Because Margarit was, above all, as Serrat remembers, “an extraordinarily musical poet.” And he confesses: “I read his poetry and I am singing it.” The singer-songwriter met his namesake with “a wonderful book, Estació de França (Hiperion, 1999). The admiration was mutual. Maybe that’s why they argued so much. “He was a very passionate man with respect to what was happening around him. Very critical of everything that had to do with abuse, contempt and pride. Very concerned about society.”

And also, a man who loved freedom. Freedom, you know, “is a bookstore.” A form of love. For this reason, he did not belong to any poetic movement, he cultivated free verse and reinterpreted his poems from Catalan to Spanish. An “unusual virtue,” according to its editor Emili Rosales. “Poetry came from deep inside him, which is where his mother tongue is. Sometimes, when he wrote the Spanish version he improved the Catalan version,” remembers his daughter.

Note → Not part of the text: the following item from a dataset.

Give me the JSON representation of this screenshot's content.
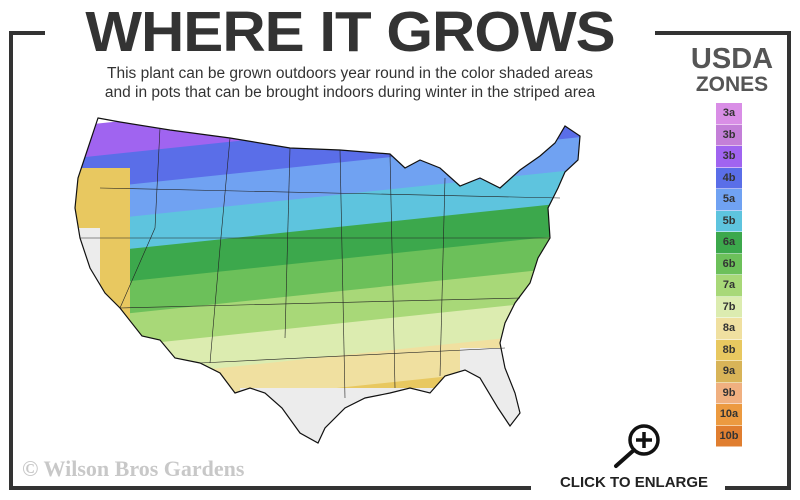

It’s late night and it starts to rain. Ana Belén and Serrat recite their poems, in front of the silence of the rest of their friends, acquaintances, journalists, writers and readers in a packed Cervantes auditorium. He recites in Catalan. Her in Spanish. A dialogue between languages, as Margarit liked. First class woman, Self-portrait, Closing the beach apartment, They will want you to die y The highest mountain.

And then the flamenco singer Miguel Poveda, dressed completely in black, sings the poem I won’t see you anymore (I won’t see you again), accompanied on the piano by his arranger Joan Albert Amargós. He put it to music in 2005, on his album Desglaç. “He didn’t really like flamenco. I was young and I was shy, but I found a very affable and very grateful man.” The last to set his poems to music was the Portuguese Salvador Sobral with Love and times.

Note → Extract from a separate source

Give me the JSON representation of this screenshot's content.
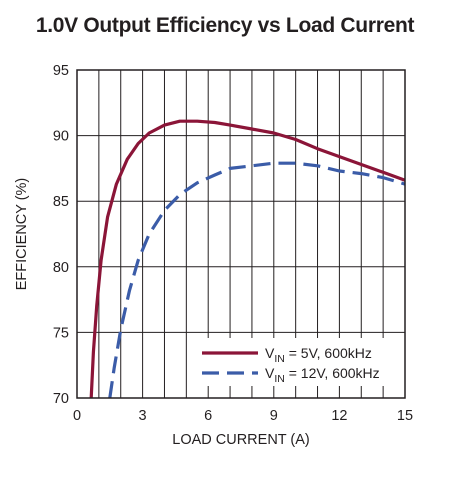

Margarit conceived much of her work in bricklayers’ bars. He wrote in small notebooks, which accompanied him in his shirt pocket until the last day. In them, he found refuge when his daughter Joana died at the age of 30, due to a disability, to whom he dedicated some of his most beautiful verses, such as The eyes in the rearview mirror. “The peace that your slowness gives me,” he wrote about her, “that is within me.”

But perhaps the great recognitions came too late. He received the National Poetry Prize and that of the Generalitat of Catalonia in 2008 and the Reina Sofía Poetry Prize and the Cervantes Prize in 2019. The same year that the poet deposited his legacy in the Caja de las Letras.

“I will leave loving you and something of mine will try to return,” Ana Belén concludes, with the last verse of the penultimate poem of her posthumous book. forest animal (Poetry Viewer, 2021). Death was present throughout his work. And he said that “making a poem is much more difficult than dying.” Although, curiously, according to his daughter, he wrote his best verses when he saw that darkness was already close.